Mahkemece bozmaya uyularak yeniden yapılan yargılama sonucunda; davanın kabulüne karar verilmiştir.
Mahkeme kararı dahili davalı ... ve davalı Hazine vekilleri tarafından temyiz edilmekle; kesinlik, süre, temyiz şartı ve diğer usul eksiklikleri yönünden yapılan ön inceleme sonucunda temyiz dilekçesinin kabulüne karar verildikten ve Tetkik Hâkimi tarafından hazırlanan rapor dinlendikten sonra, dosyadaki belgeler incelenip gereği düşünüldü:
I. DAVA
Davacı ... dava dilekçesinde özetle; ... Mahallesi/... Mevkinde bulunan 138 ada 2 parsel sayılı avlulu kagir ev ve taş ahır vasfındaki taşınmazın maliki olduğunu, uzun zamandır zilyetliğinde olduğunu, ancak dava konusu taşınmazın içinde bulunan evinin ve ahırının önündeki yaklaşık 100 metrekare yüz ölçümündeki kısmın yola eklenmek suretiyle tescil dışı bırakıldığını, Kuzey ve batısında bulunan yola eklenerek tescil harici bırakılan alanlarının yol ile ilgisinin olmadığını belirterek tescil dışı bırakılan yaklaşık 100 metre karelik taşınmazın kendisine ait 138 ada 2 parsel sayılı taşınmaza eklenmek suretiyle adına tapuya kayıt ve tesciline karar verilmesini talep etmiştir.
II. CEVAP
Davalılar ayrı ayrı sundukları cevap dilekçelerinde; davanın reddini istemişlerdir.
III. MAHKEME KARARI
Mahkemenin 09.12.2015 tarih ve 2015/85 Esas 2015/243 Karar sayılı kararıyla; fen bilirkişi raporunda (A) ve (B) harfleri ile gösterilen alanların yol olarak kullanılmadığı, (A) harfi ile gösterilen alanın evin saçaklık payı olarak kullanılageldiği, (B) harfi ile gösterilen alanın ise davacının odun, çalı ve taş yığınlarıyla çevirerek avlu olarak kendisine ait taşınmaz ile birlikte kullandığı gerekçesiyle davanın kabulüne, ... Mahallesinde fen bilirkişisi ...'nın 26.10.2015 tarihli krokili raporunda (A) harfi ile gösterilen 7,64 m2 ve (B) harfi ile gösterilen 18,49 m2 yüz ölçümlü kırmızı renkle taralı olan kısımların ...ve... oğlu, ... doğumlu, ... köyü nüfusuna kayıtlı davacı ... adına kayıtlı aynı yerde kain 138 ada 2 parsel sayılı taşınmaza eklenmesine, böylece 138 ada 2 parselin 369,25 m2 yüz ölçümü ile davacı ... adına tapuya kayıt ve tesciline karar verilmiştir.

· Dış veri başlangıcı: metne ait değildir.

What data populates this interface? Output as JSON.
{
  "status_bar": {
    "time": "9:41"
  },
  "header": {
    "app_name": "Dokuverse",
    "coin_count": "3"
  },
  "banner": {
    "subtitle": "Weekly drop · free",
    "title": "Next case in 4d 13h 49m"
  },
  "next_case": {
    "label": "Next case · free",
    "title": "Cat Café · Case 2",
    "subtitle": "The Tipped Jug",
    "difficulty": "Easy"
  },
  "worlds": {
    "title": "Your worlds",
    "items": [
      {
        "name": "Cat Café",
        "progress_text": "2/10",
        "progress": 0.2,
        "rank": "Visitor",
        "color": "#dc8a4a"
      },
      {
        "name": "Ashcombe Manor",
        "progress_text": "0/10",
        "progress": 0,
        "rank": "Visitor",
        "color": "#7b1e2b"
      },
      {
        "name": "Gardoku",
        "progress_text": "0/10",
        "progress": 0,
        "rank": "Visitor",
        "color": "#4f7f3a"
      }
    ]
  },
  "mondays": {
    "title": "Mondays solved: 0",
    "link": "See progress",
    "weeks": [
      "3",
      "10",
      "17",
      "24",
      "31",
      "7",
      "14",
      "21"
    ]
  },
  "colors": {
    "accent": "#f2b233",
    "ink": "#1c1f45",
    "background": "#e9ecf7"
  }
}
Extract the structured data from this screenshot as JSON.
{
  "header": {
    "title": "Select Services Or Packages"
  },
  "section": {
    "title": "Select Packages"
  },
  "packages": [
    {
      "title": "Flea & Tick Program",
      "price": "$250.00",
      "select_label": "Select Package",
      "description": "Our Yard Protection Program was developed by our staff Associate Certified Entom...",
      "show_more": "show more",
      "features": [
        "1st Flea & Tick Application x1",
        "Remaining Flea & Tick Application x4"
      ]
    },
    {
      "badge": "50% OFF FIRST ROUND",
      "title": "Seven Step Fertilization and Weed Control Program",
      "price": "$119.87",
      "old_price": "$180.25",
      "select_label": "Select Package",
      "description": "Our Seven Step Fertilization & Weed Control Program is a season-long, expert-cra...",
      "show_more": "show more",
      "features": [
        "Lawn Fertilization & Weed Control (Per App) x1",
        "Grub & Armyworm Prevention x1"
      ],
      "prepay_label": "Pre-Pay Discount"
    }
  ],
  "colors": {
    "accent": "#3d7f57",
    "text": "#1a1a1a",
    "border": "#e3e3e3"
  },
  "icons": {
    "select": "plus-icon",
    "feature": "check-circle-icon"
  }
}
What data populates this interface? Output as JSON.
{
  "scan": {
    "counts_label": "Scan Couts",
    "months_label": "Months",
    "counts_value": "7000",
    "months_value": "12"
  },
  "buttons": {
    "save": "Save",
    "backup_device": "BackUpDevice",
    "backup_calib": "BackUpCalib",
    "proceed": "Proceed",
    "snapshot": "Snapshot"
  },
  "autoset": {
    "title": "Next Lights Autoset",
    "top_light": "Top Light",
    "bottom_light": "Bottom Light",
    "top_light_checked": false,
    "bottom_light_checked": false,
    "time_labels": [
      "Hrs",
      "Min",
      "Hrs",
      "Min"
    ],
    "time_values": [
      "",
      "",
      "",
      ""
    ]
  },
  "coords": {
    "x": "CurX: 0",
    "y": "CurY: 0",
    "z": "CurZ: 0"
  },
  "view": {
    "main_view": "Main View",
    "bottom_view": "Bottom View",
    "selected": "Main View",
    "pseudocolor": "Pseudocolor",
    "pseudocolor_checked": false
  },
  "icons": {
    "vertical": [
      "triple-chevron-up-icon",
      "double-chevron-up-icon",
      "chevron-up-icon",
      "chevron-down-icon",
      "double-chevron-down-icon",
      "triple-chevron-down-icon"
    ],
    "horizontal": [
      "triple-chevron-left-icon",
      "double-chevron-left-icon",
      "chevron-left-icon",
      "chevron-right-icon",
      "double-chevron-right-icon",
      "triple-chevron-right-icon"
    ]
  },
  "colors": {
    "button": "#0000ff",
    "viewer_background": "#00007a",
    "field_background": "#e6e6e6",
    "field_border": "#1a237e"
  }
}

IV. BOZMA VE BOZMADAN SONRAKİ YARGILAMA SÜRECİ
A. Bozma Kararı
Mahkemenin yukarıda belirtilen kararına karşı süresi içerisinde davalı Hazine ve ... vekilleri tarafından temyiz isteminde bulunulmuştur.
Yargıtay (Kapatılan) 16. Hukuk Dairesinin 08.11.2019 tarih, 2016/12977 Esas ve 2019/7138 Karar sayılı kararıyla; öncelikle taraf teşkilinin sağlanması ondan sonra hükme yeterli biçimde araştırma, inceleme ve uygulama yapılmak suretiyle sonucuna göre hüküm kurulması gereğine değinilerek karar bozulmuştur.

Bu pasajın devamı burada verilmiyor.